The cross rate between the Singapore dollar (SGD) versus the Malaysian ringgit (MYR) could possibly head lower and return to below the 3.0 level by year-end, says United Overseas Bank (UOB).

Based on current trend, the cross would likely pass through the 3.0 psychological level as the US dollar per ringgit (USD/MYR) is projected to hover at around 4.30 by end-December while USD/SGD may hold at 1.46.

“SGD is seen as a ‘safe haven’ currency in the region, and when the risks were higher, a lot of funds came in to support the republic’s currency.

“The SGD/MYR cross is now seen as quite expensive and there could be a reversion. Based on the rates predicted for year-end, the cross could head lower,” UOB (Malaysia) Bhd economist Julia Goh said at the sidelines of a media briefing on, ‘How Global Events Will Impact Malaysia’s 2017 Growth Trajectory’ here today.

The ringgit rose against the SGD to 3.0822/0855 as at 5pm today from yesterday’s 6pm rate of 3.0856/0886.

For the past decade, the cross had been traded bias to the strength of SGD, with the ringgit weakening to as low as to 3.1726 (16 March 2017). Its best performance was recorded at 2.2178 (25 May 2007).

The republic’s central bank, the Monetary Authority of Singapore (MAS), has been using the exchange rate as its main monetary policy tool to strike a balance between inflation from overseas and economic growth.
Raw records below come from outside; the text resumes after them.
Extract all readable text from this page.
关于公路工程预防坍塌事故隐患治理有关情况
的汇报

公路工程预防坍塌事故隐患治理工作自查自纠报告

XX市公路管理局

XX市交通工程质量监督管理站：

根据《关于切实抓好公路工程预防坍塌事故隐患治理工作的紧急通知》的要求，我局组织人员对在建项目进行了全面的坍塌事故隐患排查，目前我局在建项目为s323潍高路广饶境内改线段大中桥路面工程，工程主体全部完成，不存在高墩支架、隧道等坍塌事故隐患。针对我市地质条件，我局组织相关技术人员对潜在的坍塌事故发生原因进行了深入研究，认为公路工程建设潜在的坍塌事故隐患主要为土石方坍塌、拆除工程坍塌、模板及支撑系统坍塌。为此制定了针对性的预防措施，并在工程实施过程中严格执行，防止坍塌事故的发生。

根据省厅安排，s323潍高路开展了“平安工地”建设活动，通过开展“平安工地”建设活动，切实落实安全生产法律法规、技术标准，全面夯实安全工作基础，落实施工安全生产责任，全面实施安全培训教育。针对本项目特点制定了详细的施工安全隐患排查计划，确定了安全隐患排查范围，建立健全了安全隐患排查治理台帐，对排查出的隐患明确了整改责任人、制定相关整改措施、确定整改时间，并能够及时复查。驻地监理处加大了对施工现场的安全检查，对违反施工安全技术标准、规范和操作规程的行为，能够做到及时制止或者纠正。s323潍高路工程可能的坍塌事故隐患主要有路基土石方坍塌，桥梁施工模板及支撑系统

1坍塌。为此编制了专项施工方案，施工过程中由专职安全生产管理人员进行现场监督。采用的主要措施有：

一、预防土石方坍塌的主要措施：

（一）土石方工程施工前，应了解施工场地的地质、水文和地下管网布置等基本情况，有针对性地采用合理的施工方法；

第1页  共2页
Goh said MAS would most likely take a neutral policy stand as the republic’s core inflation was manageable, despite market expectations that the policy might be tightened.

While external risks remain present in the form of uncertainty in the US president Donald Trump’s policies and geopolitical risks, she said there were mitigating factors as Malaysia was part of a wider production base in the region which benefits from domestic derived growth.

Goh said UOB projected Malaysia’s gross domestic product (GDP) growth to expand to at least 4.5% this year and to 4.7% in 2018, compared to 4.2% in 2016.

She said Malaysia’s macro outlook was on the mend as the fog slowly lifts with its rising tide in exports and gains in new orders, reinforcing the bank’s view that the country’s economy should be progressing.

“Commodity prices have also levelled up, supporting Malaysia’s trade and current account surplus.

“After the recent record sell-off, funds started accumulating back to the 40% level in the Malaysian Government Securities. Supported by a US$96.1 billion foreign reserves (as of end-April 2017) and a rising trend in foreign direct investments, the undervalued ringgit is poised to strengthen.”